All three brothers and their father are ordained rabbis and together have a side-business as mohels, specialists who perform circumcisions as part of the Jewish ritual of brit milah.
CareFirst’s lawsuit claims that the brothers earned commissions on the fraudulently-procured policies “to the tune of hundreds of thousands of dollars.” It accuses them of violating the Racketeering and Corrupt Organizations Act, or RICO Act, as well as fraud, breach of contract and their fiduciary duties.

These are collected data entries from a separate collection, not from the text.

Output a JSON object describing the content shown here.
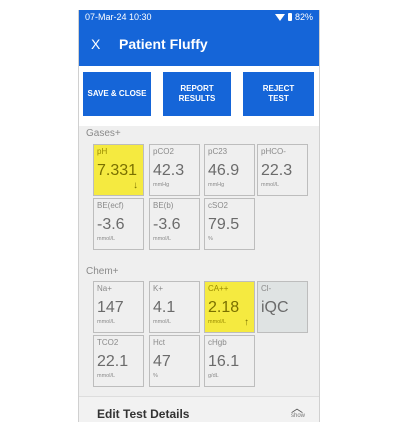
{
  "status_bar": {
    "time": "07-Mar-24 10:30",
    "battery": "82%"
  },
  "app_bar": {
    "close_label": "X",
    "title": "Patient Fluffy"
  },
  "actions": [
    {
      "label": "SAVE & CLOSE"
    },
    {
      "label": "REPORT\nRESULTS"
    },
    {
      "label": "REJECT\nTEST"
    }
  ],
  "sections": {
    "gases": "Gases+",
    "chem": "Chem+"
  },
  "gases": [
    {
      "label": "pH",
      "value": "7.331",
      "unit": "",
      "flag": "low"
    },
    {
      "label": "pCO2",
      "value": "42.3",
      "unit": "mmHg"
    },
    {
      "label": "pC23",
      "value": "46.9",
      "unit": "mmHg"
    },
    {
      "label": "pHCO-",
      "value": "22.3",
      "unit": "mmol/L"
    },
    {
      "label": "BE(ecf)",
      "value": "-3.6",
      "unit": "mmol/L"
    },
    {
      "label": "BE(b)",
      "value": "-3.6",
      "unit": "mmol/L"
    },
    {
      "label": "cSO2",
      "value": "79.5",
      "unit": "%"
    }
  ],
  "chem": [
    {
      "label": "Na+",
      "value": "147",
      "unit": "mmol/L"
    },
    {
      "label": "K+",
      "value": "4.1",
      "unit": "mmol/L"
    },
    {
      "label": "CA++",
      "value": "2.18",
      "unit": "mmol/L",
      "flag": "high"
    },
    {
      "label": "Cl-",
      "value": "iQC",
      "unit": ""
    },
    {
      "label": "TCO2",
      "value": "22.1",
      "unit": "mmol/L"
    },
    {
      "label": "Hct",
      "value": "47",
      "unit": "%"
    },
    {
      "label": "cHgb",
      "value": "16.1",
      "unit": "g/dL"
    }
  ],
  "bottom": {
    "label": "Edit Test Details",
    "show": "show"
  },
  "colors": {
    "primary": "#1565d8",
    "highlight": "#f5ea40",
    "background": "#efefef"
  }
}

It says that CareFirst identified over 19,000 fraudulent claims from the Rappaports’ clients, many of them for “costly, high-end medical care.” After CareFirst approved the coverage, it alleges, the Rappaports “would arrange to fly them all over the country” to receive care.
“Once the procedures were complete, they would cancel their policies, cease making payments to CareFirst, and disappear back to wherever they actually resided outside of Maryland,” attorneys wrote in the complaint.
The complaint also named up to 20 unnamed defendants, describing them as the Rappaport brothers’ “as-yet unmasked co-conspirators.” It alleges that to obtain the benefits CareFirst offers to state residents, the brothers used Maryland addresses owned or controlled by the Rappaports family or their business associates.
Eliezer Rappaport “participated in both sides of the scheme,” either as a residence owner or as an insurance broker, and in “at least in one case, as both simultaneously.” He told state insurance regulators that an applicant from New Jersey had asked to use his broker’s address on an enrollment application, according to the agency’s order suspending him.
“I don’t, you know, I didn’t see, an issue with it so I told them yes and that was that,” he told the investigators, according to the order. “I see, now that that might not have been appropriate to do.”
The lawsuit alleges that as CareFirst started challenging the brothers’ clients’ addresses, Avraham Rappaport took steps to cover up. At one point, he held a meeting with a client who had received a letter asking for proof of residence; the client immediately purchased a template lease agreement online and sent CareFirst a fake lease based on it, according to the complaint and the MIA order.
Avraham Rappaport told MIA investigators that “many” of the clients whose policies were being probed “are coming from abroad,” chiefly from Israel, and that because he speaks Hebrew, his “name has been given as a resource by some organizations in Israel that support families that move abroad.”
“For those moving to Maryland, they put them in touch with me specifically for their health insurance needs,” he told the MIA. “I explain to them their options and what’s needed and apply for them as mentioned.”
CareFirst alleged in its lawsuit that many of the clients weren’t U.S. citizens but traveled from overseas “specifically at the Rappaports’ direction to before submitting fraudulent insurance claims to CareFirst.”
The lawsuit seeks actual damages of over $50 million as well as treble damages for the RICO counts and punitive damages for the count of fraud.